La victime, un homme d'une quarantaine d'année présent à l'audience, a reconnu son agresseur comme étant "le meneur". "C'est lui qui m'a interpellé", a-t-il dit. "Il m'a donné des coups et avec d'autres, ils m'ont amené dans la mangrove. Ils m'ont dit qu'ils voulaient m'échanger contre Bacar et qu'ils allaient m'envoyer dans une prison d'Anjouan. C'était un cauchemar car sur le moment, on ne peut rien faire. Dans la mangrove, j'ai cru que jamais je n'en sortirais." Il n'a cependant réclamé pour dommages et intérêts qu'un euro symbolique –une décision saluée par l'avocate du prévenu, Fatima Ousseni.

Le prévenu, un Anjouanais déscolarisé très tôt –en CE1- qui vit depuis une quinzaine d'année à Mayotte et qui n'avait jusqu'à présent jamais été condamné, a quant à lui reconnu les faits "à demi-mot" selon le procureur. "Je m'excuse" a-t-il lancé à la barre. "J'étais parti pour acheter un téléphone et j'ai vu des gens s'attrouper. J'y ai participé puis je suis parti", a-t-il indiqué.

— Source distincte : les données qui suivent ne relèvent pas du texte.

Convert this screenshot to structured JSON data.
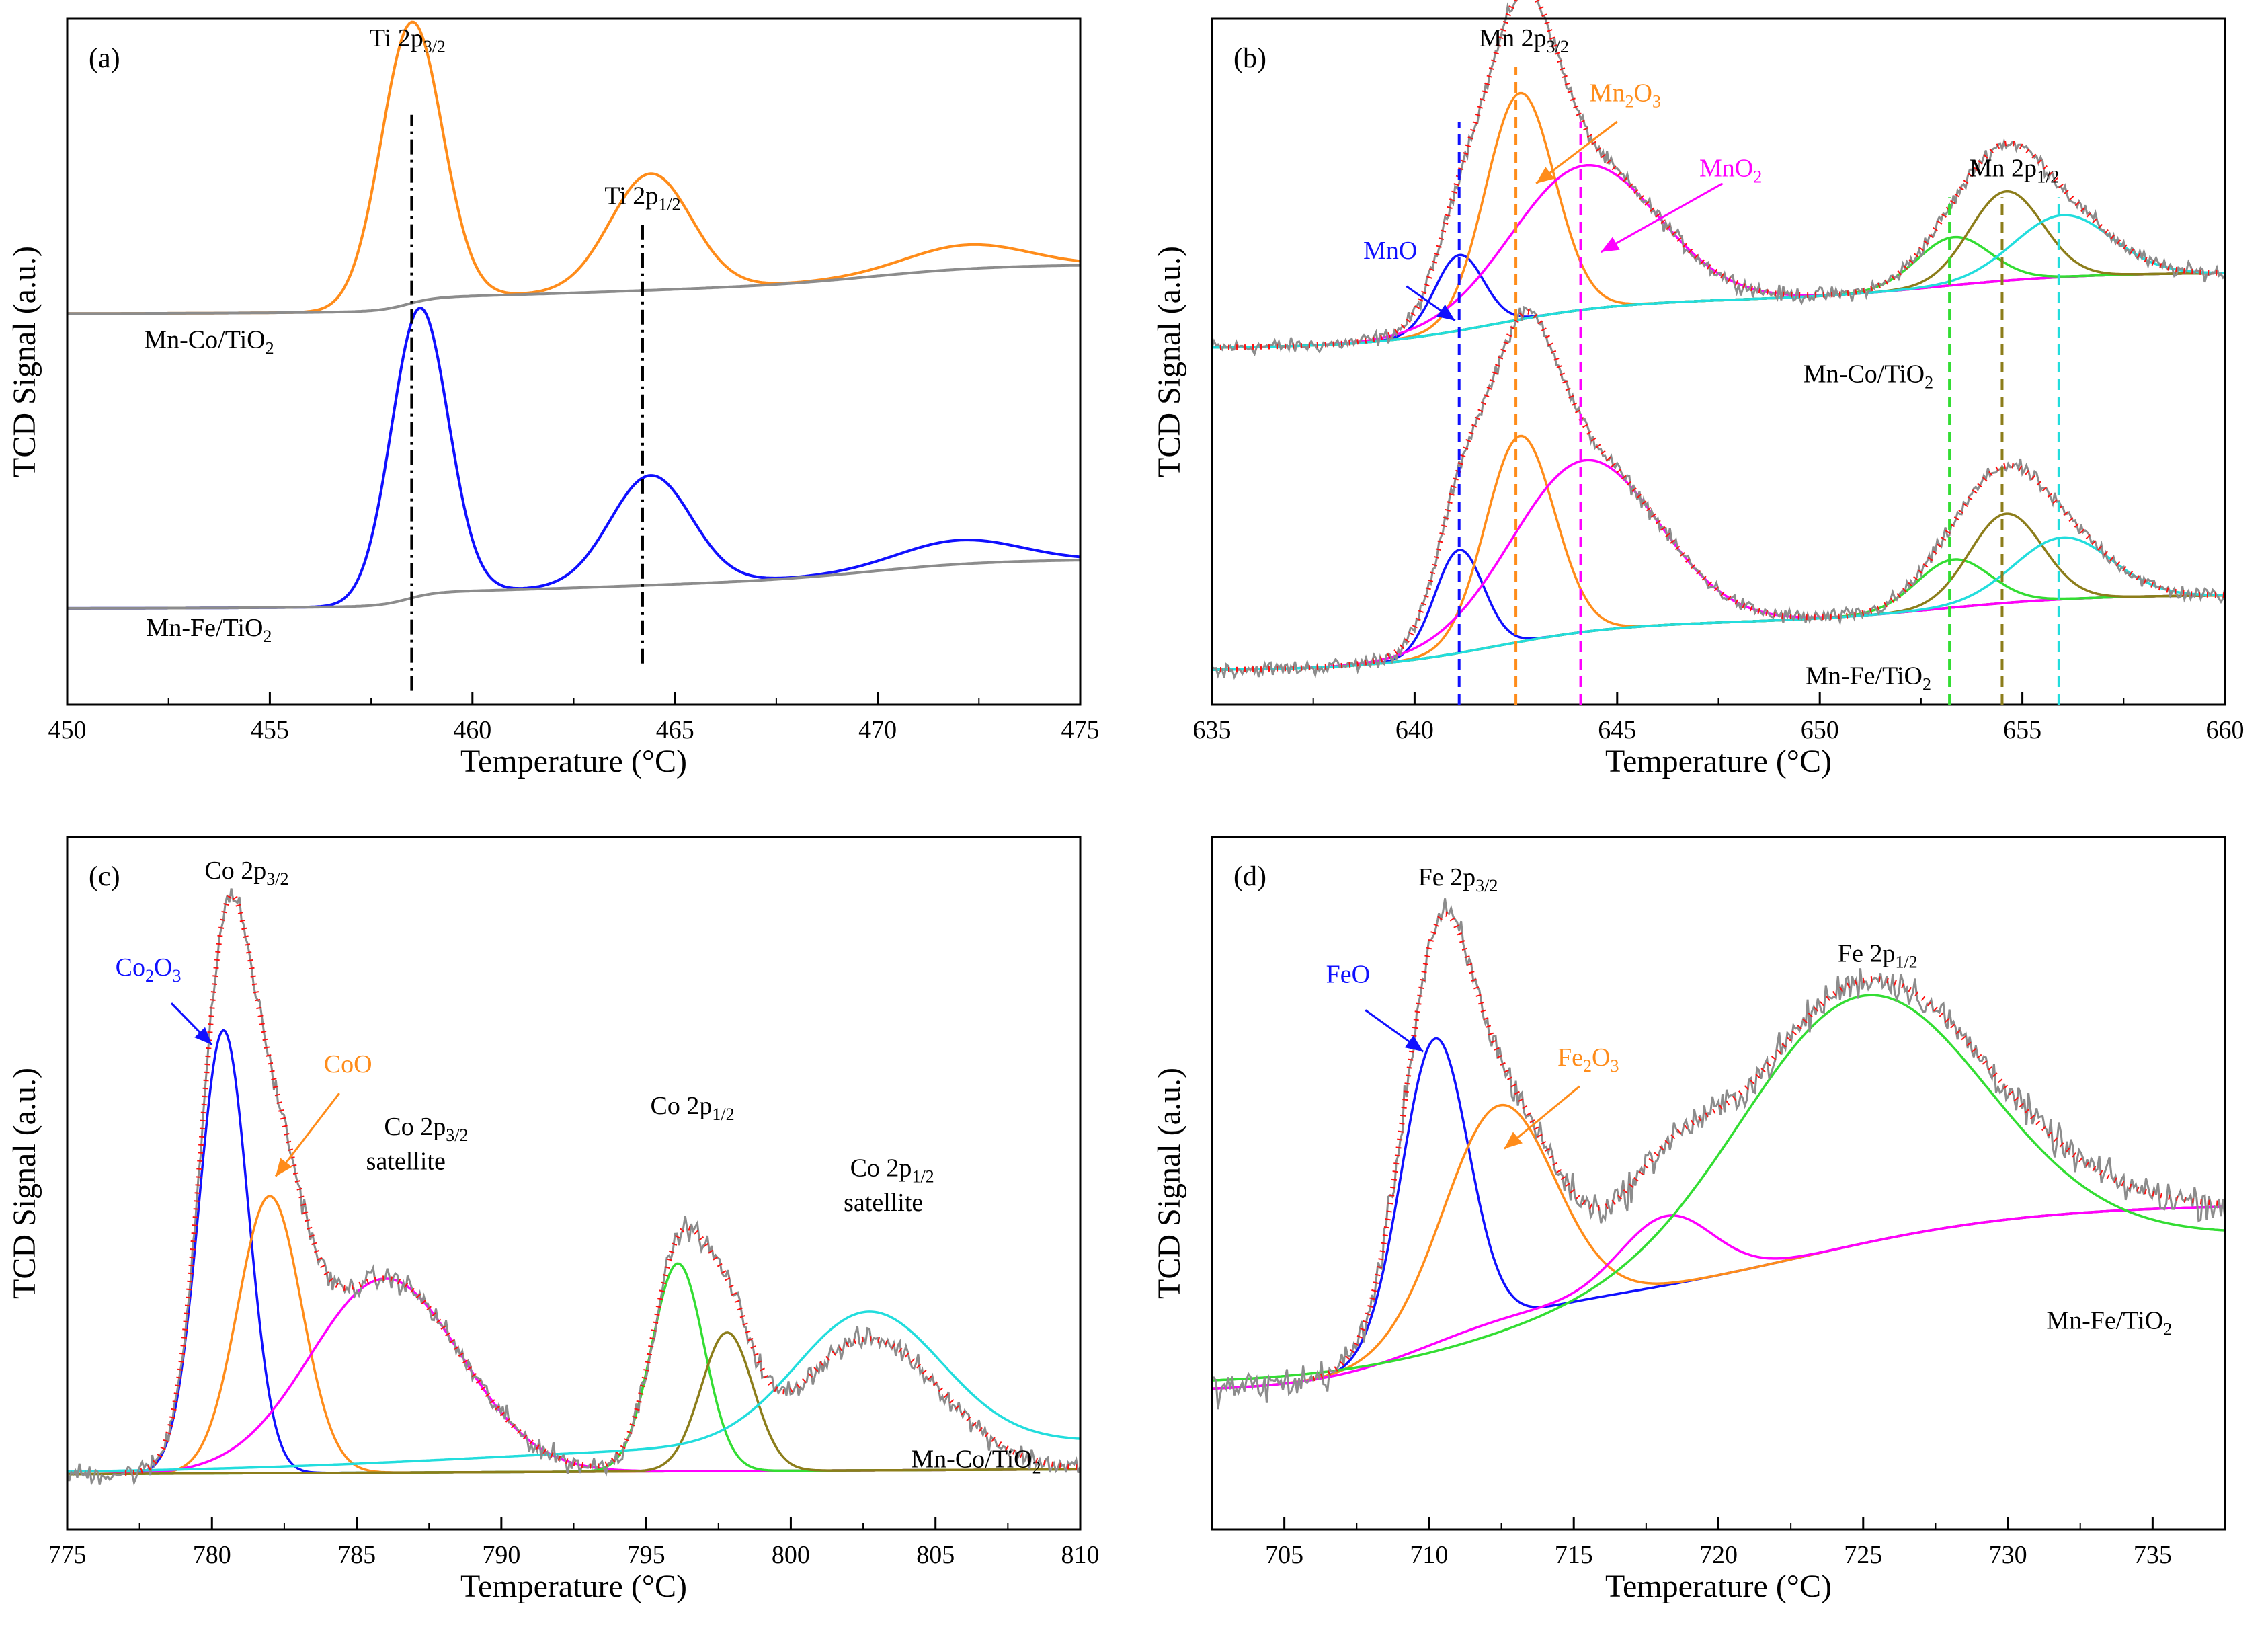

- Vous êtes désigné comme le leader", lui a alors lancé le président du Tribunal, M.Sastre.

- J'y étais, mais je ne l'ai pas frappé, et je ne suis pas allé dans la  mangrove. On ne voulait pas se venger, ni faire du mal. C'était spontané, un agissement idiot."

Tandis que le procureur a demandé une peine de 18 mois de prison, son avocate a refusé le qualificatif de "meneur" alors qu'il s'agissait selon elle "d'un mouvement spontané" qui n'avait rien à voir avec ce dont les médias ont parlé. "De quelle direction veut-on parler alors que c'était une révolte d'adolescents !" a-t-elle dénoncé, avant de demander une sanction "modérée".

Comme les trois premiers condamnés dans cette affaire –jugés au lendemain des événements le 28 mars-, et un quatrième jugé vendredi 18 avril, l'accusé a écopé de 14 mois de prison ferme avec mandat de dépôt à l'audience.